The Museum of Contemporary Art of the Basque Country, Artium Museoa, presents the exhibition Chantal Akerman. Facing the Image [A1 Gallery, until 19 October 2025]. Inviting visitors to embark on a journey through some of the installations that emerged from the collaboration between Chantal Akerman (Brussels, 1950 – Paris, 2015) and Claire Atherton (San Francisco, 1963), the exhibition is curated by the latter. The show represents the second chapter of a project that was previously presented at La Virreina Centre de la Imatge in Barcelona. As part of the exhibition, a public programme focusing on the filmmaker will take place from 14 to 16 July, featuring Atherton and Erika Balsom, a researcher and lecturer in film studies at King’s College London. Artium Museoa has also published a new issue of its #Hitzak series of publications to accompany the exhibition, featuring a conversation that took place between Claire Atherton and Valentín Roma, the director of the Catalan venue, for the exhibition in Barcelona.
This exhibition dedicated to Chantal Akerman offers us a journey through some of the installations that arose from the close collaboration between the filmmaker and the curator, Claire Atherton, the editor of her films since the mid-1980s. Bringing together moving image and photography, the show acts as the second episode of the exhibition project presented at La Virreina Centre de la Imatge in Barcelona between November 2023 and April 2024.
This new presentation maintains the original curatorial premises while adding a museum itinerary that unfolds through a succession of spaces that position the spectator’s body at the centre of the work. Like a system of communicating vessels that connect image and text, the works in the exhibition are arranged as a circular journey to occupy the museum’s space. As in her film production, these works are constructed as a bricolage of time and narrative, with the exhibition space added to this as an active element. From this place – as it occurs on the screen – new forms of relationship are proposed that question the very definition of the human as viewed from a feminist perspective.

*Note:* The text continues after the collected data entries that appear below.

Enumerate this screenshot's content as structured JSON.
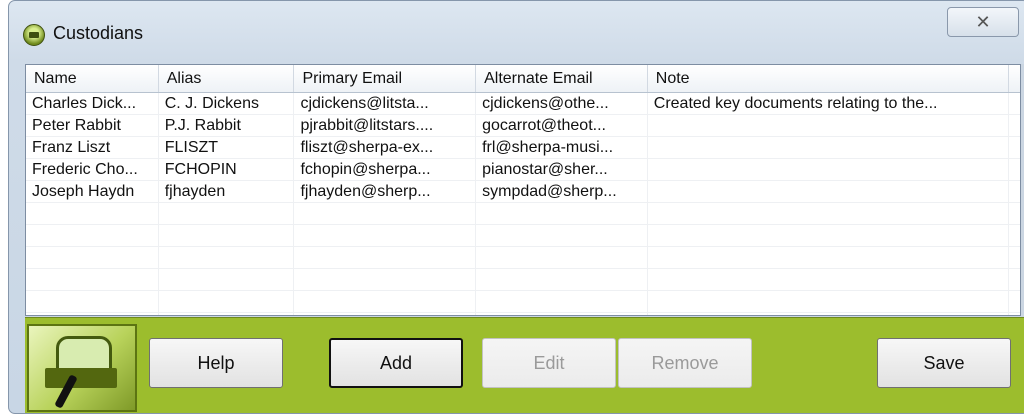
{
  "window": {
    "title": "Custodians",
    "close_label": "✕"
  },
  "table": {
    "columns": [
      "Name",
      "Alias",
      "Primary Email",
      "Alternate Email",
      "Note"
    ],
    "rows": [
      [
        "Charles Dick...",
        "C. J. Dickens",
        "cjdickens@litsta...",
        "cjdickens@othe...",
        "Created key documents relating to the..."
      ],
      [
        "Peter Rabbit",
        "P.J. Rabbit",
        "pjrabbit@litstars....",
        "gocarrot@theot...",
        ""
      ],
      [
        "Franz Liszt",
        "FLISZT",
        "fliszt@sherpa-ex...",
        "frl@sherpa-musi...",
        ""
      ],
      [
        "Frederic Cho...",
        "FCHOPIN",
        "fchopin@sherpa...",
        "pianostar@sher...",
        ""
      ],
      [
        "Joseph Haydn",
        "fjhayden",
        "fjhayden@sherp...",
        "sympdad@sherp...",
        ""
      ],
      [
        "",
        "",
        "",
        "",
        ""
      ],
      [
        "",
        "",
        "",
        "",
        ""
      ],
      [
        "",
        "",
        "",
        "",
        ""
      ],
      [
        "",
        "",
        "",
        "",
        ""
      ],
      [
        "",
        "",
        "",
        "",
        ""
      ],
      [
        "",
        "",
        "",
        "",
        ""
      ]
    ]
  },
  "toolbar": {
    "help_label": "Help",
    "add_label": "Add",
    "edit_label": "Edit",
    "remove_label": "Remove",
    "save_label": "Save"
  },
  "icons": {
    "app": "custodians-app-icon",
    "logo": "custodian-logo-icon"
  },
  "colors": {
    "toolbar": "#9cbd2d",
    "window_frame": "#c8d6e5",
    "disabled_text": "#9a9a9a"
  }
}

Chantal Akerman’s works, also in Artium Museum, construct and project genealogies, intertwining the lives of women, of those who form part of her autobiography (survivors of the Holocaust) with migrant women from Mexico, not only in the USA, but also of those caring for Akerman’s mother in her Brussels apartment... A network of care and collaboration from which a political thought and way of positioning herself as a filmmaker in the world unfolds, which is at the origin of this exhibition.
As part of the exhibition, Artium has published a new issue of its #Hitzak series of publications, for which an extensive conversation between Claire Atherton and Valentín Roma (artistic director of La Virreina Centre de la Imatge in Barcelona) has been recovered, a conversation that originally took place for the exhibition Facing the Image in the Catalan venue. The publication also features a text on Chantal Akerman’s work in Artium Museoa by the museum’s director, Beatriz Herráez, as well as detailed information on each of the installations presented in Vitoria-Gasteiz.
On 14, 15 and 16 July, the museum is also organising and hosting a seminar that will focus on Chantal Akerman’s film work and her personal view of cinema. Curated by the curator and film critic Andoni Imaz and Arantza Santesteban, Research and Public Programmes Curator at Artium Museoa, the activity will be attended by Claire Atherton, curator of the exhibition we are presenting today, and Erika Balsom, researcher and lecturer in film studies at King’s College London, co-curator of the Shoreline Movements film programme for the Taipei Biennial (2020) and author of books such as TEN SKIES (2021) and After Uniqueness: A History of Film and Video Art in Circulation (2017).